While the café is currently offering pick-up, delivery, and patio dining only, in addition to distanced tables in Crosstown Concourse’s common areas, customers have proven Sakkan’s food-connection theory multiple times. They ask about the identity of the sweet-tart zip their tastebuds detect in her yalangi, silky stuffed grape leaves (the answer: pomegranate molasses). They watch Bracho deftly griddle-fry and then fill her arepas with chicken that’s been slow-simmered in a broth laden with oregano, cumin, and bay leaves. 

Curiosity usually converts to compliments, and the accolades thrill Sakkan. “I love it when people encounter something for the first time and like it,” she says.
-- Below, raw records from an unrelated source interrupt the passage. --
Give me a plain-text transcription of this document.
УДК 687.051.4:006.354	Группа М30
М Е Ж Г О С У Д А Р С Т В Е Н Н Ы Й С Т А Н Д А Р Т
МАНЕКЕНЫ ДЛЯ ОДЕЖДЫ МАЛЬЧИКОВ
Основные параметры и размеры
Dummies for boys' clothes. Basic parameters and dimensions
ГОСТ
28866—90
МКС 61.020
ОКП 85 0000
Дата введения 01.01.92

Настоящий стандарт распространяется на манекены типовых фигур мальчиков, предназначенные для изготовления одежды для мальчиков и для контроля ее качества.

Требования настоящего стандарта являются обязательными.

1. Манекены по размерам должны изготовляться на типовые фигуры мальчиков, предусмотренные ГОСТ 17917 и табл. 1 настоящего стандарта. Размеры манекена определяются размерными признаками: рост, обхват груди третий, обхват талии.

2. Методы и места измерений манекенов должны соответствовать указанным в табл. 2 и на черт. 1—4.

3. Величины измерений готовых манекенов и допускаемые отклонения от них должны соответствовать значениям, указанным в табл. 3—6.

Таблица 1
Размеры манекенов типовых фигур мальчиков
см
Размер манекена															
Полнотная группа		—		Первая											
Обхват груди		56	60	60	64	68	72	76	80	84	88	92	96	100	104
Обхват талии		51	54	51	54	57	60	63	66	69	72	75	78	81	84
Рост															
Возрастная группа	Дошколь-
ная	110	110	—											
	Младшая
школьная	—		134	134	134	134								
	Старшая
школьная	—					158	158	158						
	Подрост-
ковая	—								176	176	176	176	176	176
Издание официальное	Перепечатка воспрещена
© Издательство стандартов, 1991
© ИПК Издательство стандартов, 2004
She may have left her home behind, but not its flavors, which she relishes sharing. “When people taste them and appreciate them, it makes me so happy,” she says. “And they ask about Syria. I like to tell our story, and to hear theirs, too.”

photo: Jacqueline Stofsick
Asado negro, a Venezuelan dish.

Swapping stories between mouthfuls is commonplace in restaurants. But at Global Café, something more is exchanged. Bracho believes a small yet significant transformation accompanies each transaction. “I am explaining some of who I am with my food,” she says. Sakkan agrees. “We’ve been so welcomed here, and it’s partly because we’re communicating with food; that is a good way to change outsider to friend.” 

That sentiment forms part of Langer’s core purpose for the cafe. “People are enjoying this food and learning who’s prepared it,” Langer says, and “appreciating who they are as people, as individuals. That’s shifting perceptions.” Still, the food stands on its own. Langer calls it “ultra-authentic,” and each chef an “artist.” “This is a personal expression for them, and you don’t even think about asking them to Americanize it!” she says.

photo: Jacqueline Stofsick
Juan Viramontes crafts a mango margarita.

During the pandemic, Global Café’s mission broadened more: The chefs and assistants, feeling led to support exhausted local healthcare workers, began working long hours to prepare meals that are donated and delivered to area hospitals, as well as to organizations feeding those in need, and gathering funds to offset the associated ingredient costs. “It just fits who we are, and we feel privileged to help,” Langer says. Sakkan adds, “I’ve heard this said here by Southern cooks, but love is an ingredient in everything I make, too.”